Security researchers say they discovered several vulnerabilities and security lapses in Kaspersky Lab’s my.kaspersky.com web portal earlier this month, adding that the flaws exposed users to potential session hijackings and account takeovers.
According to a new report from the cybersecurity firm LMNTRIX – shared first with SC Media – the issues primarily were found in the processes for authentication, session management and validation, and password changes. The researchers say the problems were remedied following private notification, yet Kaspersky Lab is denying that most of the issues existed in the first place.
More specifically, the LMNTRIX report notes that my.kaspersky.com suffered from a lack of protections against automated brute force and credential stuffing attacks (which can lead to an account takeover), allowed weak or default passwords (such as admin/admin), employed insecure credentials recovery processes (e.g. knowledge-based security questions), and had missing or ineffective multi-factor authentication.
Problems with the session IDs reportedly included exposed IDs in the URL, failure to rotate the IDs after a successful log-in, and a failure to invalidate a session ID after the portal visitor logs out or remains inactive for a long period of time.
In a statement provided to SC Media, Kaspersky disputes most of LMNTRIX’s account, asserting that the reported vulnerabilities “were never confirmed” in the first place, and therefore no action was taken.

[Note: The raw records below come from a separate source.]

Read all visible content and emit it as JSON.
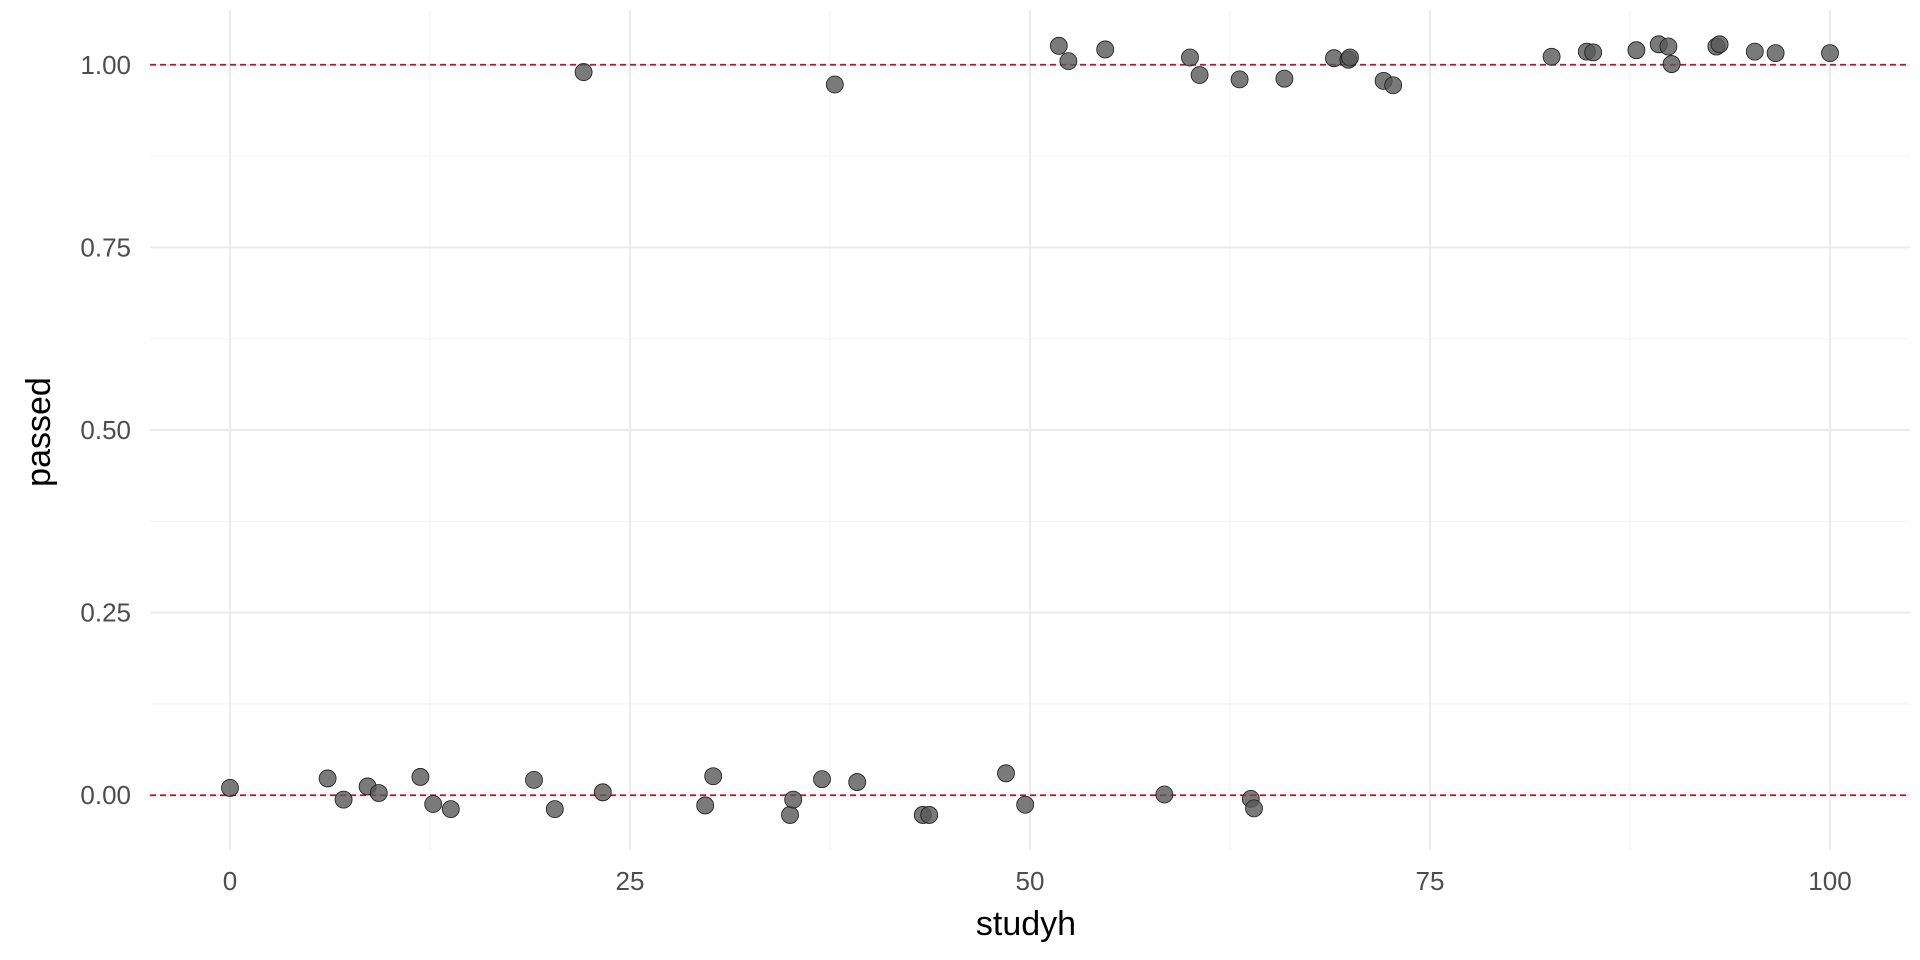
{
  "chart_data": {
    "type": "scatter",
    "title": "",
    "xlabel": "studyh",
    "ylabel": "passed",
    "xlim": [
      -5,
      105
    ],
    "ylim": [
      -0.075,
      1.075
    ],
    "x_ticks": [
      0,
      25,
      50,
      75,
      100
    ],
    "x_tick_labels": [
      "0",
      "25",
      "50",
      "75",
      "100"
    ],
    "y_ticks": [
      0,
      0.25,
      0.5,
      0.75,
      1
    ],
    "y_tick_labels": [
      "0.00",
      "0.25",
      "0.50",
      "0.75",
      "1.00"
    ],
    "grid": true,
    "reference_lines": [
      0,
      1
    ],
    "colors": {
      "point_fill": "#595959",
      "point_stroke": "#1a1a1a",
      "reference_line": "#b2182b",
      "grid_major": "#ebebeb",
      "grid_minor": "#f4f4f4"
    },
    "series": [
      {
        "points": [
          {
            "x": 0.0,
            "y": 0.01
          },
          {
            "x": 6.1,
            "y": 0.023
          },
          {
            "x": 7.1,
            "y": -0.006
          },
          {
            "x": 8.6,
            "y": 0.012
          },
          {
            "x": 9.3,
            "y": 0.003
          },
          {
            "x": 11.9,
            "y": 0.025
          },
          {
            "x": 12.7,
            "y": -0.012
          },
          {
            "x": 13.8,
            "y": -0.019
          },
          {
            "x": 19.0,
            "y": 0.021
          },
          {
            "x": 20.3,
            "y": -0.019
          },
          {
            "x": 22.1,
            "y": 0.99
          },
          {
            "x": 23.3,
            "y": 0.004
          },
          {
            "x": 29.7,
            "y": -0.014
          },
          {
            "x": 30.2,
            "y": 0.026
          },
          {
            "x": 35.0,
            "y": -0.027
          },
          {
            "x": 35.2,
            "y": -0.006
          },
          {
            "x": 37.0,
            "y": 0.022
          },
          {
            "x": 37.8,
            "y": 0.973
          },
          {
            "x": 39.2,
            "y": 0.018
          },
          {
            "x": 43.3,
            "y": -0.027
          },
          {
            "x": 43.7,
            "y": -0.027
          },
          {
            "x": 48.5,
            "y": 0.03
          },
          {
            "x": 49.7,
            "y": -0.013
          },
          {
            "x": 51.8,
            "y": 1.026
          },
          {
            "x": 52.4,
            "y": 1.005
          },
          {
            "x": 54.7,
            "y": 1.021
          },
          {
            "x": 58.4,
            "y": 0.001
          },
          {
            "x": 60.0,
            "y": 1.01
          },
          {
            "x": 60.6,
            "y": 0.986
          },
          {
            "x": 63.1,
            "y": 0.98
          },
          {
            "x": 63.8,
            "y": -0.005
          },
          {
            "x": 64.0,
            "y": -0.018
          },
          {
            "x": 65.9,
            "y": 0.981
          },
          {
            "x": 69.0,
            "y": 1.009
          },
          {
            "x": 69.9,
            "y": 1.007
          },
          {
            "x": 70.0,
            "y": 1.01
          },
          {
            "x": 72.1,
            "y": 0.978
          },
          {
            "x": 72.7,
            "y": 0.972
          },
          {
            "x": 82.6,
            "y": 1.011
          },
          {
            "x": 84.8,
            "y": 1.018
          },
          {
            "x": 85.2,
            "y": 1.017
          },
          {
            "x": 87.9,
            "y": 1.02
          },
          {
            "x": 89.3,
            "y": 1.028
          },
          {
            "x": 89.9,
            "y": 1.025
          },
          {
            "x": 90.1,
            "y": 1.001
          },
          {
            "x": 92.9,
            "y": 1.025
          },
          {
            "x": 93.1,
            "y": 1.028
          },
          {
            "x": 95.3,
            "y": 1.018
          },
          {
            "x": 96.6,
            "y": 1.016
          },
          {
            "x": 100.0,
            "y": 1.016
          }
        ]
      }
    ]
  }
}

Kaspersky Lab is also accusing LMNTRIX of several “misperceptions,” claiming that its web portal is protected against automated attacks by Google’s reCAPTCHA system, that knowledge-based security questions have not been used for password recovery since April 2017, and that passwords actually require at least eight symbols, including uppercase, lowercase, and numeric characters.
The statement further notes that the session ID problems that LMNTRIX researchers claim to have found “cannot be reproduced, and the fact that this scenario has ever been realized cannot be proven without additional information (such as logs), which the researcher has failed to provide Kaspersky Lab with.”
Kaspersky did concede that the portal lacks multifactor authentication, which the cybersecurity company says is being implemented in all regions this year. The company also added that its My Kaspersky portal meets OWASP and CWE standards.
LMNTRIX delayed publishing its findings until Mar. 1, after engaging in further dialogue with Kaspersky. In a small update to the draft provided to SC Media, LMNTRIX acknowledged that since Feb. 10 it has not been able to reproduce the results of its findings, but contend that it’s because the issues were ultimately resolved. LMNTRIX researchers were unavailable for a phone interview.
“While some elements of this report are currently in dispute, LMNTRIX stands by its research methodology,” the online report states. “Our researchers discovered and produced the issues outlined above on February 5, 2018, and immediately reported them. We have since been coordinating with the subject of the research to reproduce the results; however [we] have been unable to do so since February 10, 2018, and therefore believe the issues have been resolved.”